Who’s Afraid Of Responsibility? The Aftermath Of The Financial Bank Crisis

[We’re pleased to welcome Rolf Brühl, Chair of Management Control at ECSP Europe School of Business. Brühl co-authored an article with Max Kury in the International Journal of Business Commujob.gifnication entitled “Rhetorical Tactics to Influence Responsibility Judgments: Account Giving in Banks Presidents’ Letters During the Financial Market Crisis.” Notes from Brühl:]

Reading the following quote from a leading bank, “We believe we have an affirmative responsibility to play an even bigger role in helping solve the economic, social and environmental challenges of the day” (JPMorgan Chase & Co., 2012), should make us curious about its sincerity.

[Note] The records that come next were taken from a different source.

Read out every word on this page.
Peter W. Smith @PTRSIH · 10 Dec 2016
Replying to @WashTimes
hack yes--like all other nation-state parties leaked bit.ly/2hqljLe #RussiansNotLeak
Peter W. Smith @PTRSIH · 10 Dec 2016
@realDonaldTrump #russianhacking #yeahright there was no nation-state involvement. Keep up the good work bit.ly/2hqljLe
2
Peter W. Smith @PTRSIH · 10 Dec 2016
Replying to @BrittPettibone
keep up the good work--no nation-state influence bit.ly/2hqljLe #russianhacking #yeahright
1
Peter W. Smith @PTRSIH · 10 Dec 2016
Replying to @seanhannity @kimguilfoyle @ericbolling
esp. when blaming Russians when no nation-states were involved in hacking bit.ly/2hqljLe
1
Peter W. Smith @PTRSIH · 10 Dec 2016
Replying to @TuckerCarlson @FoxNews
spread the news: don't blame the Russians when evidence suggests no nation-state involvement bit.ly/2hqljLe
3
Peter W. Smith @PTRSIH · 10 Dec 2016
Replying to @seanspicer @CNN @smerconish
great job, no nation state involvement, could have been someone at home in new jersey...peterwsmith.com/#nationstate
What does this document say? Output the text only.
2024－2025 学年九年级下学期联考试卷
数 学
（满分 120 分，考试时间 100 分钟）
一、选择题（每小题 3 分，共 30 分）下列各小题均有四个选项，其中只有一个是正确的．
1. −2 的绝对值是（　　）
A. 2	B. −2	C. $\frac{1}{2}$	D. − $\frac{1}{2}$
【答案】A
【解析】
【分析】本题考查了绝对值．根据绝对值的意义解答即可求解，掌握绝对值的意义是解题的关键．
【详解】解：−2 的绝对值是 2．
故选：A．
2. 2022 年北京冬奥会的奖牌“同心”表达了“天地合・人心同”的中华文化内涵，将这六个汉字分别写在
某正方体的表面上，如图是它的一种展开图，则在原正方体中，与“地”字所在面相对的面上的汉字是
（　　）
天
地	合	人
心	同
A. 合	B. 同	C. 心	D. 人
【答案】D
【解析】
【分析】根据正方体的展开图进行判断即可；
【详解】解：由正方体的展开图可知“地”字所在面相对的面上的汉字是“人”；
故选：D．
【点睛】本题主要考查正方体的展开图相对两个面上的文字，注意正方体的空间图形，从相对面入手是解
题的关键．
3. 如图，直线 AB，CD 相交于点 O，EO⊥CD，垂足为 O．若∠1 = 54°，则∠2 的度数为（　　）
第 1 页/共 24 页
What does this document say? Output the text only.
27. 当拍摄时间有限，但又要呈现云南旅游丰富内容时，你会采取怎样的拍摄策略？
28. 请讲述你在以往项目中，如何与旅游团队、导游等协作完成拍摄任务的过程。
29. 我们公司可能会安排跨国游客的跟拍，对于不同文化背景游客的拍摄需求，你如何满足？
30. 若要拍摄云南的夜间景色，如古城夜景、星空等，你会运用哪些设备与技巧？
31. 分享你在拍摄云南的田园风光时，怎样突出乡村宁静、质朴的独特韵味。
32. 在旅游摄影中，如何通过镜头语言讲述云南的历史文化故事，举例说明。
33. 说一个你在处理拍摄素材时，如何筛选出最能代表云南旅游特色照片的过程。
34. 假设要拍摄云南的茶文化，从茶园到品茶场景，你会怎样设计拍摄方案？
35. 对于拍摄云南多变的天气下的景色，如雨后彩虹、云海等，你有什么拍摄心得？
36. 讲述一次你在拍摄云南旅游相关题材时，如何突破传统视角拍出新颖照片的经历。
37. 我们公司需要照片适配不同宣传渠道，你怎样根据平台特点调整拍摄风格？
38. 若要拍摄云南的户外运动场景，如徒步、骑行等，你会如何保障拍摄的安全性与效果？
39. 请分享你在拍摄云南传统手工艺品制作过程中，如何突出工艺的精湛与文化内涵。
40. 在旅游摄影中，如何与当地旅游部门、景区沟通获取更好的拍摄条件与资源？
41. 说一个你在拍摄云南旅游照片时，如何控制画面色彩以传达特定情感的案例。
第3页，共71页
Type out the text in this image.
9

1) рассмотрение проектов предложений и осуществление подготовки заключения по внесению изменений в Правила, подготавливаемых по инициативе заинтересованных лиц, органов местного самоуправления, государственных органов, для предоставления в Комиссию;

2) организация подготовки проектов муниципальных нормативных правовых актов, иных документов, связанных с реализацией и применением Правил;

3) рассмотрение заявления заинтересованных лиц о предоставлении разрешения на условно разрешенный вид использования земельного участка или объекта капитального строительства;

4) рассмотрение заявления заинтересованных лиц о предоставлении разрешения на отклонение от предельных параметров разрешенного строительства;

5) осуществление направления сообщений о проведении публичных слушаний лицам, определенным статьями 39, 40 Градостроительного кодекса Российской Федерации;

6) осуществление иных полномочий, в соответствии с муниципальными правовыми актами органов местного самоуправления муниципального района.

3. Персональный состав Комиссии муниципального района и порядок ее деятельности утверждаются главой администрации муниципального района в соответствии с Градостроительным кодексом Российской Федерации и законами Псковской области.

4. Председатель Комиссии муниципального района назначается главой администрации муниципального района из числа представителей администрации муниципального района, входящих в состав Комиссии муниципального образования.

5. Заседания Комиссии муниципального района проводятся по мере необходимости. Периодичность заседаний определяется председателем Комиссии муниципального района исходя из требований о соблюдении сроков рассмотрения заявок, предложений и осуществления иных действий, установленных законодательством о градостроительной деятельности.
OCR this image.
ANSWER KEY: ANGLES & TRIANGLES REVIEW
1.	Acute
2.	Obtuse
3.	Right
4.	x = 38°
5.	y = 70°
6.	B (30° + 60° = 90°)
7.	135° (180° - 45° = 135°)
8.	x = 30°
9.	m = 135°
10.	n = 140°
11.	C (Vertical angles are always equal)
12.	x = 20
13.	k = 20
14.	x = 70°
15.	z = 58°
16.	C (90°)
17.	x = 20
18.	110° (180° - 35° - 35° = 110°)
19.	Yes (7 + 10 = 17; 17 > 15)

It is hard to find a bank website and not to read sentences like this introductory quotation. We seem to live in the era of corporate social responsibility, and to take responsibility is said to be an important cornerstone of a modern, ethical corporation.

However, do corporations really take full responsibility for their actions? Content analysis of presidents’ letters in the annual financial reports shows accounts as a rhetoric device directed to influence stakeholders in their responsibility judgment. Our results indicate that bank managers in the financial market crisis primarily use accounts which do not directly address responsibility.

This may inspire future research to have a closer look on account giving in the communication of companies if different layers of the responsibility pyramid are concerned (Carroll, 1991): economic, legal, moral responsibilities.